On a commencé à parler du mystère Québec. On disait que la Capitale-Nationale avait un comportement politique incompréhensible.
Pauline Marois, qui est alors simple députée, demande à ses collaborateurs de réunir une dizaine de jeunes de la région de Québec pour essayer de comprendre. J’ai eu la chance de faire partie du groupe.
Je garde un fort souvenir de cette rencontre parce que j’ai été très impressionné par la manière dont Mme Marois a mené cette discussion, laissant chacun parler, ne négligeant aucune piste, forçant chacun à aller au bout de ses idées.
Malgré cette attitude initiale de curiosité et d’ouverture de Mme Marois, le mystère Québec allait devenir, pour les dix années suivantes (et même jusqu’à aujourd’hui) l’explication commode utilisée par plusieurs partis politiques, dont le Parti Québécois, pour éviter de se remettre en question.
Après une crise au parlement d’Ottawa au cours de laquelle le niveau de partisannerie m’avait exaspéré, j’ai rédigé l’ébauche d’un manifeste destiné à réformer nos façons de faire de la politique. J’y proposais dix engagements destinés à:
«… maintenir un contact permanent avec les électeurs, rejeter la critique au profit de la pédagogie et miser sur le dialogue au lieu de la confrontation, reconnaître le devoir d’exprimer clairement ses opinions, justifier ses changements de position et favoriser l’avènement du “journalisme citoyen” dont l’influence est nécessaire pour faire contrepoids aux médias de masse.»
Plusieurs de mes lecteurs m’ont alors dit que les dix engagements proposés n’étaient pas réalistes. Je pense, au contraire, qu’ils sont plus que jamais nécessaires.
Début juin, Bernard Landry, alors chef du Parti Québécois, démissionne sur un coup de tête. J’accepte de me joindre à l’équipe de Pauline Marois, qui souhaite devenir chef à son tour. Je plaide pour une campagne où la communication prendrait forme autour d’un blogue, de manière à favoriser le dialogue avec les membres du Parti Québécois et l’ensemble des citoyens. J’y suis arrivé, mais l’expérience a été difficile.
Je n’ai malheureusement pas vécu la fin de la course à la chefferie (remportée par André Boisclair) parce que j’ai entre-temps accepté une proposition pour occuper un emploi en France. En quelques semaines, j’ai quitté ma deuxième entreprise, nous avons vendu notre maison et nous avons installé la famille à Paris.
C’est de là que j’ai pris connaissance du manifeste Pour un Québec lucide, porté par Lucien Bouchard, et de la réplique, quelques jours plus tard, intitulée Pour un Québec solidaire, du groupe dirigé par Françoise David.

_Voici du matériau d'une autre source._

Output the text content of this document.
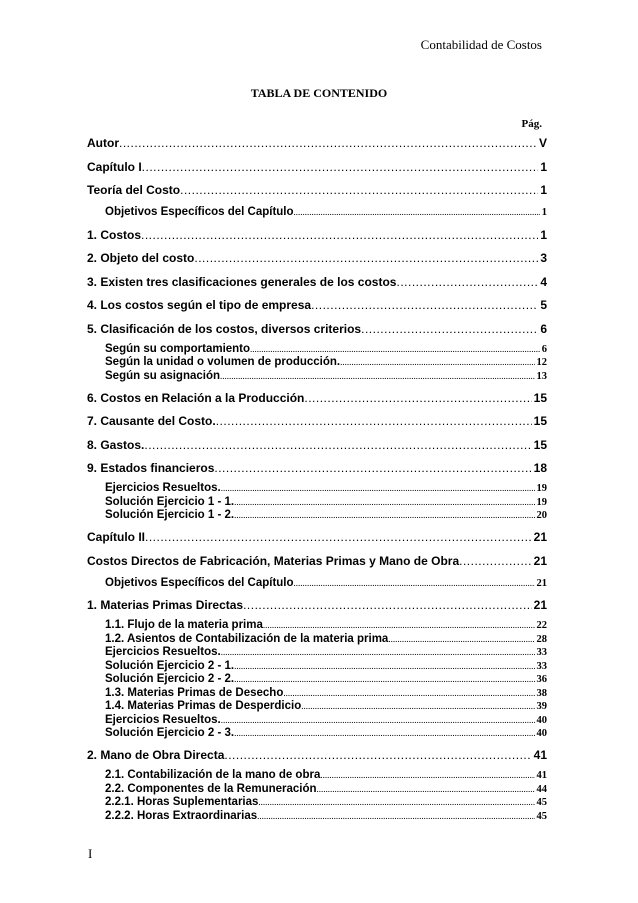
Contabilidad de Costos
TABLA DE CONTENIDO
Pág.
Autor .....	V
Capítulo I .....	1
Teoría del Costo .....	1
Objetivos Específicos del Capítulo .....	1
1. Costos .....	1
2. Objeto del costo .....	3
3. Existen tres clasificaciones generales de los costos .....	4
4. Los costos según el tipo de empresa .....	5
5. Clasificación de los costos, diversos criterios .....	6
Según su comportamiento .....	6
Según la unidad o volumen de producción. .....	12
Según su asignación .....	13
6. Costos en Relación a la Producción .....	15
7. Causante del Costo. .....	15
8. Gastos. .....	15
9. Estados financieros .....	18
Ejercicios Resueltos. .....	19
Solución Ejercicio 1 - 1. .....	19
Solución Ejercicio 1 - 2. .....	20
Capítulo II .....	21
Costos Directos de Fabricación, Materias Primas y Mano de Obra .....	21
Objetivos Específicos del Capítulo .....	21
1. Materias Primas Directas .....	21
1.1. Flujo de la materia prima .....	22
1.2. Asientos de Contabilización de la materia prima .....	28
Ejercicios Resueltos. .....	33
Solución Ejercicio 2 - 1. .....	33
Solución Ejercicio 2 - 2. .....	36
1.3. Materias Primas de Desecho .....	38
1.4. Materias Primas de Desperdicio .....	39
Ejercicios Resueltos. .....	40
Solución Ejercicio 2 - 3. .....	40
2. Mano de Obra Directa .....	41
2.1. Contabilización de la mano de obra .....	41
2.2. Componentes de la Remuneración .....	44
2.2.1. Horas Suplementarias .....	45
2.2.2. Horas Extraordinarias .....	45
I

Observant la polémique d’un regard distant, j’ai publié le 12 novembre un texte dans lequel je déplorais la langue de bois dans laquelle s’était enfermée la politique québécoise et l’absence d’intérêt des hommes et des femmes politiques pour l’impact du développement d’Internet sur la démocratie.
« [J’ai la perception que] la politique québécoise [est désarmée]. Effet de distance? Peut-être. Mais je lis, je relis, j’écoute… et je ne comprends pas. Tellement de mots pour si peu d’idées. Sur la scène municipale. Sur la scène québécoise, sur la scène canadienne, c’est presque partout pareil. On vit une élection; on termine une campagne à l’investiture; on menace d’une élection… mais pour quelles idées tout ça dites-moi? (…) Et ce n’est pas que la faute des politiciens! C’est celle des journalistes aussi. Et des chroniqueurs politiques. D’un peu tout le monde d’ailleurs! (…)
[or] les usages qui se développent autour des nouveaux modes de communication sont vraiment à la source d’une véritable révolution — parce que l’information ne sera jamais plus contrôlée uniquement par les médias et les pouvoirs publics.
Le monde change. Profondément. Les mouvements sociaux ne seront plus jamais pareils. La politique aussi doit s’adapter en conséquence. Malheureusement, aucun signe ne m’indique que les hommes et les femmes politiques se préoccupent actuellement de cette question. Je ne suis même pas certain qu’ils réalisent à quel point les fondements mêmes de leur pouvoir sont en train d’être minés par leur refus de voir.»